Studies have found that the average child hits double figures and age 10 before being presented with theirs.
And while many adults may worry about the time children spend looking at their screens, the fact is that mobiles can serve a useful purpose for parents.
A separate survey by Netmums and the online mobile phone retailer e2save found that parents' main motivation for buying children mobile phones was emergencies and safety.
"Most of the time parents are giving mobile phones to children because of safety and keeping in touch," agrees Jeremy Todd, chief executive of the parenting charity Family Lives.
"Our main concern is if the phone is just being used as a pacifier, to keep children quiet."
Children predominantly use mobiles for calls, texting, playing games and using social apps such as Facebook and Twitter.
Mr Todd explained: "Kids aren't necessarily gaming on mobiles, they're staying in touch with friends, so using mobile phones doesn't necessarily have to be perceived as a bad thing.
"But if they're gaming all day long on their phone, they need to be encouraged to try a variety of other things too, including playing outside."
The risk of escalating costs can be a more worrying aspect of children's mobile phone use when line rental, calls and texts as well as the risk of app and online purchases are considered.
Indeed, some parents give their children a phone as a way of teaching financial responsibility.
Dominic Baliszewski, telecoms expert at broadbandchoices.co.uk, said: "It's encouraging to see that children and teenagers nowadays are very technically and digitally aware, and that they're using their mobile phones productively.
"Costs, however, can easily add up quickly on a mobile phone, particularly with data usage, which we found to be the biggest single contributor to bill shocks.”

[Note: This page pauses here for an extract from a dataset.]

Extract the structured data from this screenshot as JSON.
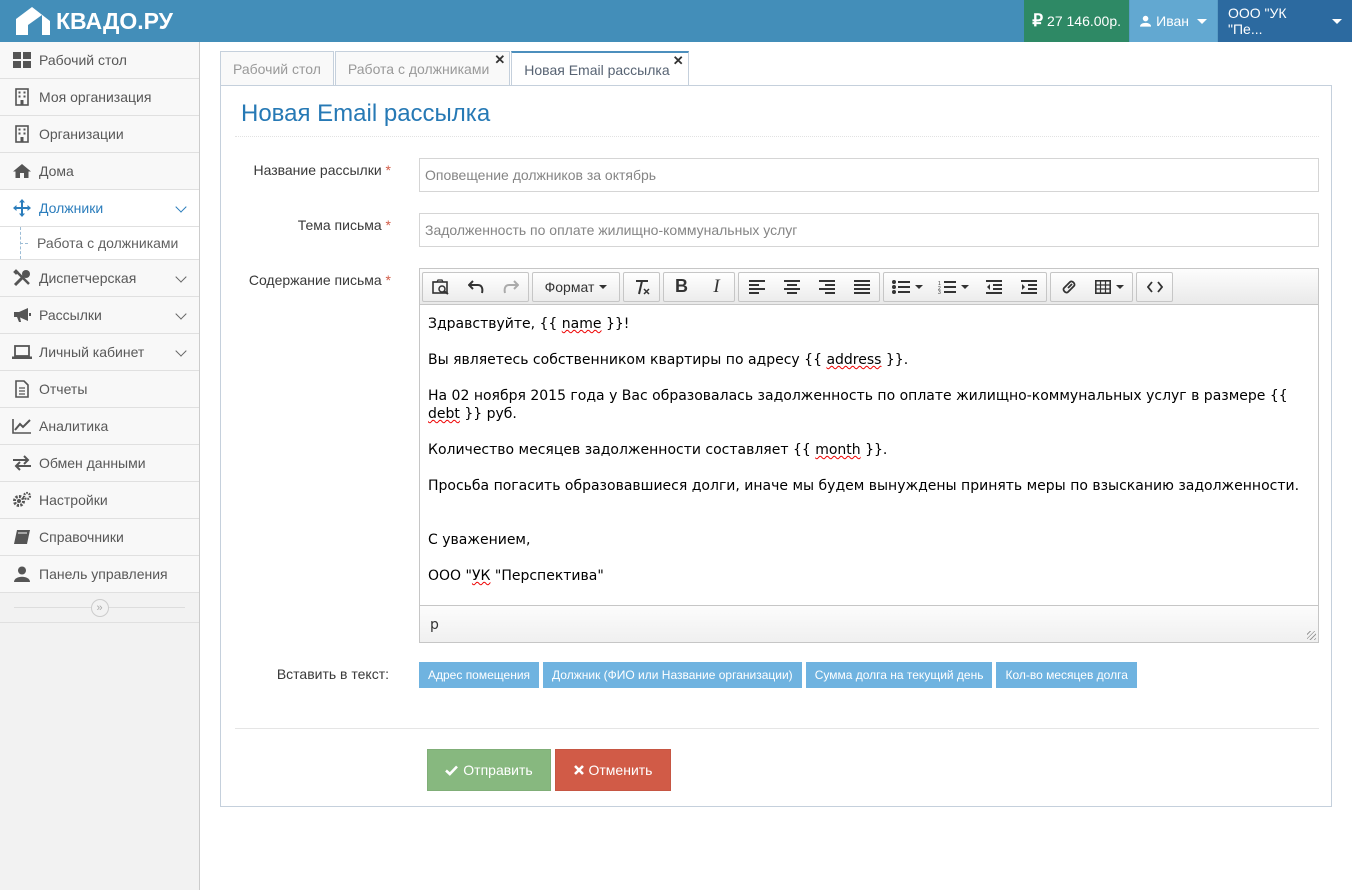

- Give a child a second-hand device, making them less of a target for thieves and cheaper to replace
- If a handset has internet access, ensure children are aware of security, personal safety and bills
- If buying a smartphone choose one with built-in parental control software or use parental control apps
- To avoid breaching data allowances, most phones have limits found in the settings menu
- Giving a child a prepay (PAYG) phone allows parents to limit what is spent every month and if the phone is stolen, thieves can't run up bills past the credit balance
- Contract phone deals come with smart handsets included and more generous text, minute and data allowances, but can cost more per month and can often lead to children unintentionally racking up excess bills. Only consider contract deals if your child has already shown they can budget responsibly when using a mobile phone
- Capped contracts can come with a handset and offer the power to cap a child's monthly spend as if they were on PAYG. Since capped deals are rare, ensure the networks who offer them have network coverage in your area.